J’ai 37 ans quand nos chemins se croisent une dernière fois, de façon indirecte. Sassou vient de reconquérir militairement le pouvoir. Ma collaboration à son gouvernement lui a été proposée, par un concours inouï de circonstances que je préfère taire ici. Il a hésité avant de donner son accord. Informé, je décline l’offre pour des raisons personnelles d’abord puis de conviction politique. Je ne me vois pas élever mes enfants dans un pays qui détruit avec une légèreté insoutenable les prémices de son développement. Je ne crois plus en l’avenir d’un pays où les différends politiques ne se résolvent systématiquement que par une violence grandissante. Je ne suis pas un défenseur du pouvoir de Lissouba auquel je reproche beaucoup de choses, mais j’estime que malgré les erreurs flagrantes de ce dernier, la fragile démocratie naissante n’a pas bénéficié de l’intelligente protection de tous ceux qui avaient le devoir de le faire: Lissouba, Sassou et Kolelas. Ces protagonistes ont fait montre d’un incroyable égoïsme politique.

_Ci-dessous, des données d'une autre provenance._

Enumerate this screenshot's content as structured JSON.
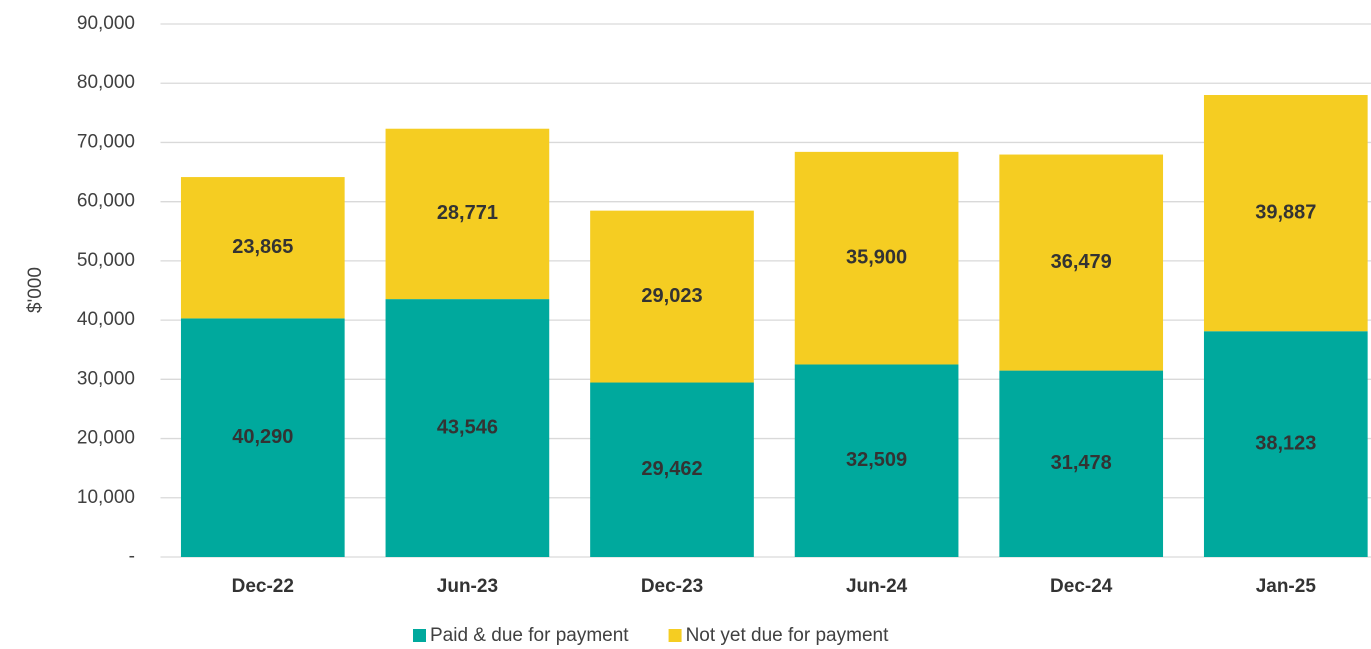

Je suis particulièrement déçu de ne pas reconnaître le Sassou de 1992 qui m’avait surpris par sa grandeur d’esprit. Octobre 1997 sonne donc pour moi la fin d’une grande illusion démocratique. Je quitte le pays avec une grande tristesse, mais sans la moindre rancune. J’ai refusé une main tendue, mais avais-je les coudées franches pour apporter ma contribution au développement du pays dans pareil contexte ? Je sais que les temps seront difficiles et je cherche donc pour cette patrie meurtrie toutes les circonstances atténuantes possibles et impossibles qui lui permettraient de se ressaisir. Mes espoirs sont toutefois copieusement déçus lorsque les tristes événements de 1998 éclatent, qui vont mettre la région du Pool à feu et à sang.

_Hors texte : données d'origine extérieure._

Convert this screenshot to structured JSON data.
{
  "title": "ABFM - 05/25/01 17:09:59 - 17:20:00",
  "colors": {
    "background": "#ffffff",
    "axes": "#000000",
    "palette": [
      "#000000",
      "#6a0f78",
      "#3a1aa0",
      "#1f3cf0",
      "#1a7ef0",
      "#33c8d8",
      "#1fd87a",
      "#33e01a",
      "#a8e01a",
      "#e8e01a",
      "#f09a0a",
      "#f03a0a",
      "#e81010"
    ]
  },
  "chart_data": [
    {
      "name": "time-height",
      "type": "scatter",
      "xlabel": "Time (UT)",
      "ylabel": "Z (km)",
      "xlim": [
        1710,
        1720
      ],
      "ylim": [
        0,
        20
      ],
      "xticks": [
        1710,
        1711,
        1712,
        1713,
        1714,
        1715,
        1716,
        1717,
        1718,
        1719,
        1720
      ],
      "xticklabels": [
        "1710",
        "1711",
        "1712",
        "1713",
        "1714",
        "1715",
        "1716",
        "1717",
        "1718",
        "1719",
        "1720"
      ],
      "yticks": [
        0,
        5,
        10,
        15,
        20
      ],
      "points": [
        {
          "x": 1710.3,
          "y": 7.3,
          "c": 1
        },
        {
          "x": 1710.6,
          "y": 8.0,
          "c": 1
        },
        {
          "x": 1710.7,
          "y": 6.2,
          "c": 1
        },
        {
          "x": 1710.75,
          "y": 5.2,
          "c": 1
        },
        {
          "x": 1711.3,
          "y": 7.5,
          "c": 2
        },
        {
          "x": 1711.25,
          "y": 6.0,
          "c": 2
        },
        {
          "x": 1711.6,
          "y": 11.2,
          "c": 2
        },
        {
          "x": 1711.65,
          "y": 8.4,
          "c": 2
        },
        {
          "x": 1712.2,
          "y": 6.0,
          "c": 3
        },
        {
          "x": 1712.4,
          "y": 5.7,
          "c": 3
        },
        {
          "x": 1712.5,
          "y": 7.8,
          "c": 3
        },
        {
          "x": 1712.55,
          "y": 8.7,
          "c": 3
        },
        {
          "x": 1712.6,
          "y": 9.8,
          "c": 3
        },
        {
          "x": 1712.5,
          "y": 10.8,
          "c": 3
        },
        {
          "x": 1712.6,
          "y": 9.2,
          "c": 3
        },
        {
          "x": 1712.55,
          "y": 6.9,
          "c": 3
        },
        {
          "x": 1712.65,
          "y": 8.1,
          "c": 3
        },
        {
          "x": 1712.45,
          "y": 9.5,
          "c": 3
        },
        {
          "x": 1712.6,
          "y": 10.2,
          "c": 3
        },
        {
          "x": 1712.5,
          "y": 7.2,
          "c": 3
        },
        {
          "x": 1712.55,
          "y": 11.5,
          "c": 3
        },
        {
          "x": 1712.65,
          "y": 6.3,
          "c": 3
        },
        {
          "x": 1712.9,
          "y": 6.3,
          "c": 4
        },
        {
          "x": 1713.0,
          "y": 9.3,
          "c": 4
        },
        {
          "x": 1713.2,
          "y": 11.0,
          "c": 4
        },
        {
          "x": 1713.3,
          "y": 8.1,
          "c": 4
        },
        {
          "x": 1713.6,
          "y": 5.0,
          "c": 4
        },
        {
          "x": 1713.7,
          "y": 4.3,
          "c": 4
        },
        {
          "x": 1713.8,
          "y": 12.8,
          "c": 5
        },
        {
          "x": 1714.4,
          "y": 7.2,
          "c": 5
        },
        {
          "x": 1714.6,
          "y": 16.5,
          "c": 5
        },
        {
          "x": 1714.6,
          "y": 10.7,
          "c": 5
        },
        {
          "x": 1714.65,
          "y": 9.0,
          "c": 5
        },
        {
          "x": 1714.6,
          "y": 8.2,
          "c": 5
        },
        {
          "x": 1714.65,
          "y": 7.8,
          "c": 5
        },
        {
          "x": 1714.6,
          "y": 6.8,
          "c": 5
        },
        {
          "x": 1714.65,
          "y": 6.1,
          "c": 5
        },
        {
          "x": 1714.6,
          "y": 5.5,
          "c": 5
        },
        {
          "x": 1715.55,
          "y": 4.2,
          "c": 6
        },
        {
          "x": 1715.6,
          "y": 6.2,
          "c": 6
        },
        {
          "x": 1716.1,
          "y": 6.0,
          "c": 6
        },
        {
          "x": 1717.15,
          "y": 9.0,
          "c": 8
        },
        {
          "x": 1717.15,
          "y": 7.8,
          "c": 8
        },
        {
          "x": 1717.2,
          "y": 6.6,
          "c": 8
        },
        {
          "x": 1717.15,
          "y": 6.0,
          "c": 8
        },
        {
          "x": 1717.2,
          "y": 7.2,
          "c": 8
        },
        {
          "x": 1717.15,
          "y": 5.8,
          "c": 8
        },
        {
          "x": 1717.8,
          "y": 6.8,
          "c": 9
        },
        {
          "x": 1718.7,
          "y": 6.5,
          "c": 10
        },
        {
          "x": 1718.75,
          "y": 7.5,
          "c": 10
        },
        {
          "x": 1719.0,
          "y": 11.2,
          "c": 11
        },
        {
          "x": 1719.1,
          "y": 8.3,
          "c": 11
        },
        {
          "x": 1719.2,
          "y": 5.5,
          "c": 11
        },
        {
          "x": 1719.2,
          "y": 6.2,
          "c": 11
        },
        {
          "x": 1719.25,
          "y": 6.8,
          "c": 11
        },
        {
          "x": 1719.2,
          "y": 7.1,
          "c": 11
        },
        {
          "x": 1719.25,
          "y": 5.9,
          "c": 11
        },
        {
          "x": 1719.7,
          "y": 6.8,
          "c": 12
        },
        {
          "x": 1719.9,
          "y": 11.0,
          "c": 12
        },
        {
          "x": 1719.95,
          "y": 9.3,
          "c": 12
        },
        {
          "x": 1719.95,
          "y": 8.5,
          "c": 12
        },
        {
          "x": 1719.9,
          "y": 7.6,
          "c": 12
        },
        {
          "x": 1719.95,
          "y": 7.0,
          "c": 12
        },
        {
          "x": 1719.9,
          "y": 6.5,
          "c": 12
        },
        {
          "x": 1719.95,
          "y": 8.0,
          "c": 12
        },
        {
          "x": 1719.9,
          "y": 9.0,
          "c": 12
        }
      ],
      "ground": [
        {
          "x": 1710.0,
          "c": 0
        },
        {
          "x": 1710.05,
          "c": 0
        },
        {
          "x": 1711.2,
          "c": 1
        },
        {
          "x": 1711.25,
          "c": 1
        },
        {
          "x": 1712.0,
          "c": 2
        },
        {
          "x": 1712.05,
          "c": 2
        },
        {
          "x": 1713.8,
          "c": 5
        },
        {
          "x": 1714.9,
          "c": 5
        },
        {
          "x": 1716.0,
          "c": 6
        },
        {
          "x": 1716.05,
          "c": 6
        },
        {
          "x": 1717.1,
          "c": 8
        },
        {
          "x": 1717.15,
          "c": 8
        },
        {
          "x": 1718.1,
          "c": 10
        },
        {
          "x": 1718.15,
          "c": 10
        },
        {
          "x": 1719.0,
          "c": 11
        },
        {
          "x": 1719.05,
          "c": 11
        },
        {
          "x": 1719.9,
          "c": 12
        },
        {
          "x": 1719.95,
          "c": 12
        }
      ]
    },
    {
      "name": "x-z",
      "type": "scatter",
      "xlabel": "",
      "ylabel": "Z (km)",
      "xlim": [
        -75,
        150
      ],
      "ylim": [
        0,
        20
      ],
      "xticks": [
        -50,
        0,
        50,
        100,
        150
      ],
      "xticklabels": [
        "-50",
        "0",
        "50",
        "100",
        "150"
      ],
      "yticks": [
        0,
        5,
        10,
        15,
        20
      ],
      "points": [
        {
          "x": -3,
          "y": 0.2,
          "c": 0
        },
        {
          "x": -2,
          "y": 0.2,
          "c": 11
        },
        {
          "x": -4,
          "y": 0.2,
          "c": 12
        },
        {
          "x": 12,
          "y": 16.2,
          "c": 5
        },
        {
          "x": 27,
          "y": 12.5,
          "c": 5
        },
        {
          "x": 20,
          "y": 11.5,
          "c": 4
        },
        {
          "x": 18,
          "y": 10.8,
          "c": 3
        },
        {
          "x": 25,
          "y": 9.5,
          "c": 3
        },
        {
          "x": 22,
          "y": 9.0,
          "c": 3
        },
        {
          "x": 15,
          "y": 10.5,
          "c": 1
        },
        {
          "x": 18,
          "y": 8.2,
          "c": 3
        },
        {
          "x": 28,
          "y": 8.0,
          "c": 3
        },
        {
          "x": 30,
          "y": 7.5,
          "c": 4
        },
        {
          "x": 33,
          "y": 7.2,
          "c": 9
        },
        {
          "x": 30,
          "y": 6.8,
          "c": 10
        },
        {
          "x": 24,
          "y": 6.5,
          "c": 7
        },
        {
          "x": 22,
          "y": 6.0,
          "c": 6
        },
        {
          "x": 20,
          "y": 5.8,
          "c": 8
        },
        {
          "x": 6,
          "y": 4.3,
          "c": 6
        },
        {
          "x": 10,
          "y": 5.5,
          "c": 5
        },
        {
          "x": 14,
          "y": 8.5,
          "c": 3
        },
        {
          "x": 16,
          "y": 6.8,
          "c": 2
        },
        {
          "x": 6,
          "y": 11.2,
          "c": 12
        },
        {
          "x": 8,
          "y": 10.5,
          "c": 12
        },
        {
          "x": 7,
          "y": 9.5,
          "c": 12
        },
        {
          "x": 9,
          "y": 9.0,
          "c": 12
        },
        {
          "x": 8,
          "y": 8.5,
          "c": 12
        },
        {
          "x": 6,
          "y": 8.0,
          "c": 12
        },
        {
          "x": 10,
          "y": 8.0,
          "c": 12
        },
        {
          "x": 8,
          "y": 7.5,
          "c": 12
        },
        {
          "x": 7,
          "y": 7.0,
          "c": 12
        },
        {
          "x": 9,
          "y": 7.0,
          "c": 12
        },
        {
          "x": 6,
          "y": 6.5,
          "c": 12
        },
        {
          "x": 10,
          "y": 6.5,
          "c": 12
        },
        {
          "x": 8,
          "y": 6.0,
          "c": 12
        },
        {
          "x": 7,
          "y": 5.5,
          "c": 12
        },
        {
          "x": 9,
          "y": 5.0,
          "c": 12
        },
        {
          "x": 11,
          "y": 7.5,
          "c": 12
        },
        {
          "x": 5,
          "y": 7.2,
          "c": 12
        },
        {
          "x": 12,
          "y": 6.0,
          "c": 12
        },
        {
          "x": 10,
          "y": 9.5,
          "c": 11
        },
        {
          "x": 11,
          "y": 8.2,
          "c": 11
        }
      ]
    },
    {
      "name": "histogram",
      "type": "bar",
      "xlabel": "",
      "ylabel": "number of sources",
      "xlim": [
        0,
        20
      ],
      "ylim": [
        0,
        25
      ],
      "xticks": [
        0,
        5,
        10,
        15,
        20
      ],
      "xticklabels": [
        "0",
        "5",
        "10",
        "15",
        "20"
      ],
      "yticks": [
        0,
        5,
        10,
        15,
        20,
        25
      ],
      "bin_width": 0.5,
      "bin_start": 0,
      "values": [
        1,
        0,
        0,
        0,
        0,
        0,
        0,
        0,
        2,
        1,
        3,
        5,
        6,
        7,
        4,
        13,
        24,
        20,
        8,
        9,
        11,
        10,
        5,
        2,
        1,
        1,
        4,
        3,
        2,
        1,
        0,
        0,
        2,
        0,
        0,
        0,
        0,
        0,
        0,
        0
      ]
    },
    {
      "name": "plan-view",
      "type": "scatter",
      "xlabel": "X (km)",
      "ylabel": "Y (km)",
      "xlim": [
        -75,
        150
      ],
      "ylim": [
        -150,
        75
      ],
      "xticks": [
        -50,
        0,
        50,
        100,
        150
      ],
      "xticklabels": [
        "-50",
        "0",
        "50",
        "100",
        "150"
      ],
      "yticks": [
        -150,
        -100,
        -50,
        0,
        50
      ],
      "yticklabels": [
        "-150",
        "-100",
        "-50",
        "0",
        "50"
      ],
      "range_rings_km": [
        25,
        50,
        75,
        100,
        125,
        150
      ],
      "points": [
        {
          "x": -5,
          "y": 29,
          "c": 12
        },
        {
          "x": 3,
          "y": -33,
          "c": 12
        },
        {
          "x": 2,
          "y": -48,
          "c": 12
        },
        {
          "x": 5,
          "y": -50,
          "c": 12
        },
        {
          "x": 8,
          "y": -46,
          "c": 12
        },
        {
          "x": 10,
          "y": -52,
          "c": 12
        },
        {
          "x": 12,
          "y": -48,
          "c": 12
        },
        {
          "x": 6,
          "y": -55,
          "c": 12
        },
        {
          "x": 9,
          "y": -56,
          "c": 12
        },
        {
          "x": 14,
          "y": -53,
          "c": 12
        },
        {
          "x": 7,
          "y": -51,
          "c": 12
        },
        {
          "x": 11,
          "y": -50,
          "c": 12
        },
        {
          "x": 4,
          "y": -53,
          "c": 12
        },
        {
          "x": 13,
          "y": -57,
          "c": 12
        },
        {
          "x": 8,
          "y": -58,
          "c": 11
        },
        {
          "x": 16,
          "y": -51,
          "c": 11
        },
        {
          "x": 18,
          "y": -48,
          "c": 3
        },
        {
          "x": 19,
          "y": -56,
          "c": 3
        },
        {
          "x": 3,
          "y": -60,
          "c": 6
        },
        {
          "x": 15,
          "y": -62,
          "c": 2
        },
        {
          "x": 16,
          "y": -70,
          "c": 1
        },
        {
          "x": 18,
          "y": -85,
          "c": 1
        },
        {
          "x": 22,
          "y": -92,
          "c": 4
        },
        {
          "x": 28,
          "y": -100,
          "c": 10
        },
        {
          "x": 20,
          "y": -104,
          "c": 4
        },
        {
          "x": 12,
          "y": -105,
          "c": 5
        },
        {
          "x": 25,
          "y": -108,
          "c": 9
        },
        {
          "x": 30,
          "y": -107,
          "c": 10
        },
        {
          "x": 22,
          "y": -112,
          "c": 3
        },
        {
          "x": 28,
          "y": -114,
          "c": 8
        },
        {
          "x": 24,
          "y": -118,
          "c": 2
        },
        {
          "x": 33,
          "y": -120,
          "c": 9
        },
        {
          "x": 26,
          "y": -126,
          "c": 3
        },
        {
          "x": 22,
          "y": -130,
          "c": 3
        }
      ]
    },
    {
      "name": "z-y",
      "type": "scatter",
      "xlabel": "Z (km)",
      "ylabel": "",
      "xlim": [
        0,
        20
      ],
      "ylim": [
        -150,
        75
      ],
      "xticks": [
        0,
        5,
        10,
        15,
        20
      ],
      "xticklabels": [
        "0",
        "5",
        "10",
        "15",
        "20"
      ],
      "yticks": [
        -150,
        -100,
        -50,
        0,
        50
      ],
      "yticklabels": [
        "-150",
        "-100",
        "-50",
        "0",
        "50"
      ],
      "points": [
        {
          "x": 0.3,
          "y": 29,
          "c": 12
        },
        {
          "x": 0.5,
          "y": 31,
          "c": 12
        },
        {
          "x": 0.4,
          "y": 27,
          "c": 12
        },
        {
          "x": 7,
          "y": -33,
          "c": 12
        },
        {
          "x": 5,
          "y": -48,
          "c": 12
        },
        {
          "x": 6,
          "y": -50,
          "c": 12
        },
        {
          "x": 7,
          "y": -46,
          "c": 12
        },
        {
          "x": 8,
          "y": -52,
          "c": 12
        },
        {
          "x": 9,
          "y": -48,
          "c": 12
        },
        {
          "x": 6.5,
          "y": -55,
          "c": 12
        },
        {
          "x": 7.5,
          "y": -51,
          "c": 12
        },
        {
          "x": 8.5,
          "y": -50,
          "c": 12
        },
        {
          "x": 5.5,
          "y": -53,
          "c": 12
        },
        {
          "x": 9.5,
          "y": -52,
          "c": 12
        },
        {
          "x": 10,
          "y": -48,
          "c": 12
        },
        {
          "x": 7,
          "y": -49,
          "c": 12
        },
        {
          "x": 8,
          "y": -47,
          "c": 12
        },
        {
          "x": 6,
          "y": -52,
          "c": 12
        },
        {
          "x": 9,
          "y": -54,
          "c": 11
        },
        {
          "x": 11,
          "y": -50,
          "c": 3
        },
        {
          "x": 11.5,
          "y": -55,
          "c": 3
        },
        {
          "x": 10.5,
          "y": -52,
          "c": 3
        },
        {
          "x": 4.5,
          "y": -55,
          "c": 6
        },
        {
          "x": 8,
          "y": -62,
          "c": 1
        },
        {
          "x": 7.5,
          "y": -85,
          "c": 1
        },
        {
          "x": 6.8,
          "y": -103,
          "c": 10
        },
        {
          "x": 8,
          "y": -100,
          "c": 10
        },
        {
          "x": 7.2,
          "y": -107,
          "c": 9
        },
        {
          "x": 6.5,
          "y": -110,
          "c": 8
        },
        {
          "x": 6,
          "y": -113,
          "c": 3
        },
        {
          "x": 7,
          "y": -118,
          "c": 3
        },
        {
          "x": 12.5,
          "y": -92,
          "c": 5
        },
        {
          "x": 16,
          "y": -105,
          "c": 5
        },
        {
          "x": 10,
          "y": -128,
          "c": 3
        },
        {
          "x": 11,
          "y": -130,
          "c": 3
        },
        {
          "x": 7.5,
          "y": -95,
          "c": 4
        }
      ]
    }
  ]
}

Des années plus tard, lentement, mais sûrement, le pays s’est remis à panser ses plaies, à se reconstruire timidement, à essayer de se moderniser. Si l’on considère la paix comme l’absence de guerre, le pays connaît aussi une paix et une stabilité relatives. Peut-on cependant affirmer que le spectre des confrontations meurtrières est définitivement éloigné? La lecture du paysage politique congolais incite plutôt à la réserve. Si les armes se sont tues, la paix des cœurs est loin d’être une réalité. Sommes-nous condamnés à retomber dans nos travers belliqueux?

Je pense personnellement que la réponse à cette question dépend en grande partie de Sassou-Nguesso. Fera-t-il preuve de la sagesse des visionnaires ou se laissera-t-il enfermer dans le jugement de quelques conseillers à la vision limitée? Entrera-t-il dans l’histoire comme l’homme qui a su redonner de l’espoir à l’ensemble des Congolais du Nord au Sud, d’Est en Ouest, ou plutôt comme l’homme qui n’a pas su mettre sa longévité au pouvoir au service d’un grand projet national: la construction des fondations d’une nation prospère et d’un Etat de droit moderne?

On reconnaît les grands hommes d’Etat par leur capacité de transcendance. Parmi leurs caractéristiques essentielles, il y a ce sens aigu de l’intérêt supérieur de la nation. J’ai cru le percevoir chez le Sassou que je croisai en 1992. Cette même année, je m’étais retrouvé en Afrique du Sud. Ce pays, comme le nôtre achevait sa transition politique. Nous étions pleins d’espoir tandis que les oiseaux de mauvais augure prédisait l’avenir le plus noir à une Afrique du Sud qui allait sombrer dans la violence et la revanche des opprimés. Avec quelle élégance Mandela accéda au pouvoir en 1994 ? Avec quel panache il transmit le témoin 5 ans plus tard, non pas à son fils, mais à Thabo Mbeki, le fils de son compagnon de lutte et de prison Govan Mbeki ? Pendant ce temps, nous avions réussi à ruiner tous les espoirs de notre pays.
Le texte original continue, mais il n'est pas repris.